A Congo Square e a Cultura Norte-Americana

por Alexei Henriques

A arte do Tap Dance nasceu e se desenvolveu praticamente junto com a música e as danças oriundas do jazz. Por isso, falaremos um pouco sobre um local muito importante para o nascimento dessa arte que anos mais tarde viraria uma febre nacional e até internacional

A Congo Square é um lugar dentro do atual parque Louis Armstrong, em New Orleans (EUA), que foi de extrema importância para a história da cultura norte-americana. O estado de Louisiana, onde fica a cidade de New Orleans, passou por diversas dominações de diferentes países europeus, tendo recebido africanos escravizados de variadas regiões desse continente fazendo com que, desde o início, essa região fosse altamente cosmopolita, poliglota e multicultural. Durante o séc. XIX a cidade cresceu muito, chegando a ser a quarta maior cidade dos EUA e seus portos foram a principal porta de entrada dos navios negreiros americanos, tornando a cidade a maior comunidade afro-americana do país.

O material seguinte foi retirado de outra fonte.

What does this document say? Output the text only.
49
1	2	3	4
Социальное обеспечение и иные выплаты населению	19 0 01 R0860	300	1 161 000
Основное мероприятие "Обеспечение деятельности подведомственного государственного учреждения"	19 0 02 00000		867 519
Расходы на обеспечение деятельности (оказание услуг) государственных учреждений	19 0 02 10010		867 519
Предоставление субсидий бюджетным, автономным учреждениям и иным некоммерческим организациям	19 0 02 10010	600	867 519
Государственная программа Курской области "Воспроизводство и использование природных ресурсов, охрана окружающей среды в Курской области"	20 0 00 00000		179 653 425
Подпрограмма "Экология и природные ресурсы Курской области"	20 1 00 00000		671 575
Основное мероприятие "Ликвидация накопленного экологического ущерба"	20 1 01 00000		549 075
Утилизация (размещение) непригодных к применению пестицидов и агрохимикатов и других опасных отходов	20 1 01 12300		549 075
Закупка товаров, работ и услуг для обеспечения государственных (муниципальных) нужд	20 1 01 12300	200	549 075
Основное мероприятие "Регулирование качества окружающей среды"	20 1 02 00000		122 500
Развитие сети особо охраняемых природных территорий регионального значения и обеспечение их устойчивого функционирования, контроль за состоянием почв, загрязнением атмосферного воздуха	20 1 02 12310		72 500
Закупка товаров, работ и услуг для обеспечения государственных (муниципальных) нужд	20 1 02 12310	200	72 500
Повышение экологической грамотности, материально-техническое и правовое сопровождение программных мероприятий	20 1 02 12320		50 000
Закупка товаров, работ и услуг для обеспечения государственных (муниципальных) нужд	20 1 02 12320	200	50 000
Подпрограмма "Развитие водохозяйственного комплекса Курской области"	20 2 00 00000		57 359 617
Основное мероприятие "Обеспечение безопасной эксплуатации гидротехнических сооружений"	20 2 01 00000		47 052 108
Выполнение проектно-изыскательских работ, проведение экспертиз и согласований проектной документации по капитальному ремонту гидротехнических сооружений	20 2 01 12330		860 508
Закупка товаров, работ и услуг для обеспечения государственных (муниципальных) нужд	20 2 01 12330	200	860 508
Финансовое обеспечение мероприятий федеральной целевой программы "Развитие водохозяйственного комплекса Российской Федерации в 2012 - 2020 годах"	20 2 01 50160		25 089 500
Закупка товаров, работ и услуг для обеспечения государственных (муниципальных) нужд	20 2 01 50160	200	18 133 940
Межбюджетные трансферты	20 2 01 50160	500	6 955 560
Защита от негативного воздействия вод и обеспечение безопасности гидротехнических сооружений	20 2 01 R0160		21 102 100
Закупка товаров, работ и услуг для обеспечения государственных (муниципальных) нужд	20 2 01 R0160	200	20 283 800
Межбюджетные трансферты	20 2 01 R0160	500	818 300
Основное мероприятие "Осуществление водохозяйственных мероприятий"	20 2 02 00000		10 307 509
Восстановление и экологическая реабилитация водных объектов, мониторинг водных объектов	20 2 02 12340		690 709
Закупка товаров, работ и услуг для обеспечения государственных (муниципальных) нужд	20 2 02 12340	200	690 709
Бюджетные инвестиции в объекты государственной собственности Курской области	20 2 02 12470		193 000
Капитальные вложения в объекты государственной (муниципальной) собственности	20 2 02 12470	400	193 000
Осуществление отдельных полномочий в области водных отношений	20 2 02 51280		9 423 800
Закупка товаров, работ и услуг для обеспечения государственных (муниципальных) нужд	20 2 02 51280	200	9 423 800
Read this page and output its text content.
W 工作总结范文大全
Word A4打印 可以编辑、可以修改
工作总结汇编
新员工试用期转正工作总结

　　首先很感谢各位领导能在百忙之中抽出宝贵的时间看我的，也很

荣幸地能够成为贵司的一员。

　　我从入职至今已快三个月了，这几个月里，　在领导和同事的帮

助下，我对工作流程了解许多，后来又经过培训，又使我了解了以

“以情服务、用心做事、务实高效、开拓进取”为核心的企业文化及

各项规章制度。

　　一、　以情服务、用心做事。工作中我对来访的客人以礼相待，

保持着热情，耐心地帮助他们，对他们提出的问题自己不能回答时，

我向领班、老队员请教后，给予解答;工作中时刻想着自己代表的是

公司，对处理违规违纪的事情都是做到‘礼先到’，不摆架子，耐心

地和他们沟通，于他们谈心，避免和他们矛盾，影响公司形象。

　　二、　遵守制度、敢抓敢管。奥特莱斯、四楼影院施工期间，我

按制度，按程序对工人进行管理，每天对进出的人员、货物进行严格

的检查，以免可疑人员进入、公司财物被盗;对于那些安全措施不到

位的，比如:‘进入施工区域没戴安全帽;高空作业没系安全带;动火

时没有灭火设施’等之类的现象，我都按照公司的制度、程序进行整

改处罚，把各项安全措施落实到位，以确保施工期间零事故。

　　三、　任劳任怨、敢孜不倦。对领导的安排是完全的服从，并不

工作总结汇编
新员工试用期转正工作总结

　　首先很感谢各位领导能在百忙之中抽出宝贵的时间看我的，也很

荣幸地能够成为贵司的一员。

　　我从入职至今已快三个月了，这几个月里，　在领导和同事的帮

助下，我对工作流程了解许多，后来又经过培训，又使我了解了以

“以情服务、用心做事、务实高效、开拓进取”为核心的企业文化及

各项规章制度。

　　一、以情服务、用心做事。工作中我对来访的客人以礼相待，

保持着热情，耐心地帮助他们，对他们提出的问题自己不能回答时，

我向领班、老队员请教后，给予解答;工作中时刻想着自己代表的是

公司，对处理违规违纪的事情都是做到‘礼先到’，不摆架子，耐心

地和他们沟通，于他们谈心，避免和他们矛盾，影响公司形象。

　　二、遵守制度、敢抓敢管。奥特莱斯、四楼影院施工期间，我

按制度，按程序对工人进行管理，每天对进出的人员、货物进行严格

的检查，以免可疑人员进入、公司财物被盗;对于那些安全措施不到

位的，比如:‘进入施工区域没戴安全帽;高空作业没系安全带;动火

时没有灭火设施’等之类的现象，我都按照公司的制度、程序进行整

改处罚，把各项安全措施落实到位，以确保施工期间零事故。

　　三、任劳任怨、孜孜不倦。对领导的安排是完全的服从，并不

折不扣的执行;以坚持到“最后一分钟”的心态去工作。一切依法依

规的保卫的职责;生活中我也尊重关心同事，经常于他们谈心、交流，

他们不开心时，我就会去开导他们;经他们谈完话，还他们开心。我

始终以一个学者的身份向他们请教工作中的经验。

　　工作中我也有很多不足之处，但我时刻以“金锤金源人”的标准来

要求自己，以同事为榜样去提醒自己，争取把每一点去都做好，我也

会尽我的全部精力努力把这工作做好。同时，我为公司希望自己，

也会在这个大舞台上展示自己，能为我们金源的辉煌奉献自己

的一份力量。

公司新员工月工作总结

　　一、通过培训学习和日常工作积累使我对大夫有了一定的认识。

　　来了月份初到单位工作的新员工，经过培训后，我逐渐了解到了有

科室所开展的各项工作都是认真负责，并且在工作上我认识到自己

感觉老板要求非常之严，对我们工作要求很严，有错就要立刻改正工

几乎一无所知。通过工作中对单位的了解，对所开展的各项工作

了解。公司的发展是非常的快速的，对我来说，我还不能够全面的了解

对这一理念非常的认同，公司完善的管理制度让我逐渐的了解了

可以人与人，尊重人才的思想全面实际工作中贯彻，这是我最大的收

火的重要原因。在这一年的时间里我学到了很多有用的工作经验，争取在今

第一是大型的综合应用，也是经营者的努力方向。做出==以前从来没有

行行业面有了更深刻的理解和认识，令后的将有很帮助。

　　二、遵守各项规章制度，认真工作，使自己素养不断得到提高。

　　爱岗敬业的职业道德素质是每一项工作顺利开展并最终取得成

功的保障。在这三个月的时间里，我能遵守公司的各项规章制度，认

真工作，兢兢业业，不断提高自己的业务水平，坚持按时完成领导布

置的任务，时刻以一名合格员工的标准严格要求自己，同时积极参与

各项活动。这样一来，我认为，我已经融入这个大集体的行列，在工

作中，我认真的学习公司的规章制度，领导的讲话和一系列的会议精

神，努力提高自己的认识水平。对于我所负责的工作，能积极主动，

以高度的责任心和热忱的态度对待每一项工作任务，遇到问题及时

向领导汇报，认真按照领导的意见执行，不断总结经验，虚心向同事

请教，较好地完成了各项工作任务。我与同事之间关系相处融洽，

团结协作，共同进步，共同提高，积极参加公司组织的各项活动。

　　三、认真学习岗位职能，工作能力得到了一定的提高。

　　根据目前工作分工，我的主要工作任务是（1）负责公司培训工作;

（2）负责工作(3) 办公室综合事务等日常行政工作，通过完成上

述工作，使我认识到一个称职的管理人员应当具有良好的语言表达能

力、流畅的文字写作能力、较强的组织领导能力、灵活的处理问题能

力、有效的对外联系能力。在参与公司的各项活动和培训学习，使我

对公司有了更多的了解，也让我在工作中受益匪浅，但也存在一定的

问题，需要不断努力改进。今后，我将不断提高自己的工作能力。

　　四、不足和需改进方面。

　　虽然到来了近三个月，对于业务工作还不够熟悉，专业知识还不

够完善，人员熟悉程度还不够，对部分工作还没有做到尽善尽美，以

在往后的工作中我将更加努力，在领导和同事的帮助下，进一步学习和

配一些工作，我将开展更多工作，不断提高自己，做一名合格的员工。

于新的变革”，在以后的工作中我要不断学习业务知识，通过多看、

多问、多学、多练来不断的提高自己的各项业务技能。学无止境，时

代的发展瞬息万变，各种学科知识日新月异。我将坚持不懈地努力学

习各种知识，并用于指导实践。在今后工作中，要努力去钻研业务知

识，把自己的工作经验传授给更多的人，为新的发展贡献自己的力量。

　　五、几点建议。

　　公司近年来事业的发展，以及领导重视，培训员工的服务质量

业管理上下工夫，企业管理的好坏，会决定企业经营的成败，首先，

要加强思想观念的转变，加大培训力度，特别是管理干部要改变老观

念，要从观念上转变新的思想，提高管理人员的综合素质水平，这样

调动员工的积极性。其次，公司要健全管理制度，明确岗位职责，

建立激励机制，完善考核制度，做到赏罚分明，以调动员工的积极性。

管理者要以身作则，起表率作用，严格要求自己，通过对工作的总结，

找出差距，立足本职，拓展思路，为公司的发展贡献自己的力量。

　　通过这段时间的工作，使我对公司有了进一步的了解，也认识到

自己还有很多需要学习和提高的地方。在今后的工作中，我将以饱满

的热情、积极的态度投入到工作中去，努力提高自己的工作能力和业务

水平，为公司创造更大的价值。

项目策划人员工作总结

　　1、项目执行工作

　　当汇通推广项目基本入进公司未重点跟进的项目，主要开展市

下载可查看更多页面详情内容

O jazz, que é considerado o principal estilo musical tipicamente americano e que influenciou diversos outros estilos que vieram depois, nasceu após o surgimento do blues e do ragtime, com a fusão do vudu (religião com influência dos povos daomenos, onde hoje fica o Benim), da religião católica trazida pelos colonizadores latinos, dos cantos religiosos das igrejas negras protestantes, dos ritmos africanos, da canção de trabalho dos escravos, das marchas de fanfarra e das danças afro-americanas do século XIX. Mas ouve um lugar especial, na cidade de New Orleans, onde essa mistura toda pôde acontecer mais fortemente: a Congo Square.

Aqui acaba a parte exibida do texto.